Dans ce mouvement de remise en cause des modèles informatiques, il est clair que les solutions SaaS sont  maintenant bien présentes et matures, notamment pour ce qui est des offres d'outils de collaboration en ligne.

La problématique d'intégration reste toutefois une question fondamentale entre les applications SaaS (Software as a Service) et les applications internes de l'Entreprise, et a fortiori sur l'infrastructure supportant les services SaaS. Les critères de scalabilité qui s'appliquent aux SaaS, doivent s'appliquer à l'infrastructure qui les supporte.
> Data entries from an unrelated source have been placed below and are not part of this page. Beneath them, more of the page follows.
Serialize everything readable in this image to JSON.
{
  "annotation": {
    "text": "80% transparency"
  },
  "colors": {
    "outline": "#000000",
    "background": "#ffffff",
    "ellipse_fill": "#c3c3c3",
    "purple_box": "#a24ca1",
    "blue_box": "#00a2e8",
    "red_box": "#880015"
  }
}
De fait, des offres d'IaaS (Infrastructure as a Service) arrivent sur le marché. Elles permettent de résoudre entre autres la problématique d'intégration évoquée précédemment, en fournissant de blocs de construction incluant serveurs, stockages et réseaux, et l'outillage de management du Cloud. Une solution intégrée et intégrable dans un Datacenter existant.
C'est ce qu'a exposé la société Cloudsphere, en présentant la refonte de leur business de hosting vers une infrastructure hybride co-localisée.

Clouds public, privés, globaux, locaux ?

Même si les acteurs du Cloud Computing tels que Amazon et Google présentent un service globalisé, nous voyons également chez Sun une tendance vers une localisation des Clouds publics et privés. Et cela pour des raisons très pragmatiques et même légales.

Comme l'évoquait Patrick Crasson, Strategic Business Developer pour Sun et Business Angel, lors de son intervention: bien que "dans les nuages", les données sont malgré tout localisées dans un pays qui a sa législation propre et pas toujours en adéquation avec la vôtre. Cela peut vite devenir contraignant, voire rédhibitoire si vous êtes une administration et que le service soit destiné à stocker des données des citoyens.
C'est pour les mêmes raisons que les institutions financières étudient la faisabilité de mise en oeuvre de clouds privés, afin de garder un contrôle total sur leurs données.

La proposition de Cloudsphere permet à la fois de bénéficier des intérêts du Cloud Computing, en valorisant une architecture partagée pour soutenir des pics de charge,  tout en permettant de garder une connexion vers un système privé, dédié et co-localisé (un modèle hybride co-localisé). C'est une réponse intéressante face aux problèmes de sécurité, hébergement des données, bande passante et points d'accès réseau.
Le modèle hybride co-localisé répond donc aux 2 champs de contraintes évoqués:

  1. simplifier l'intégration,
  2. permettre aux entreprises de bénéficier des avantages du Cloud Computing sans avoir à subir ses inconvénients.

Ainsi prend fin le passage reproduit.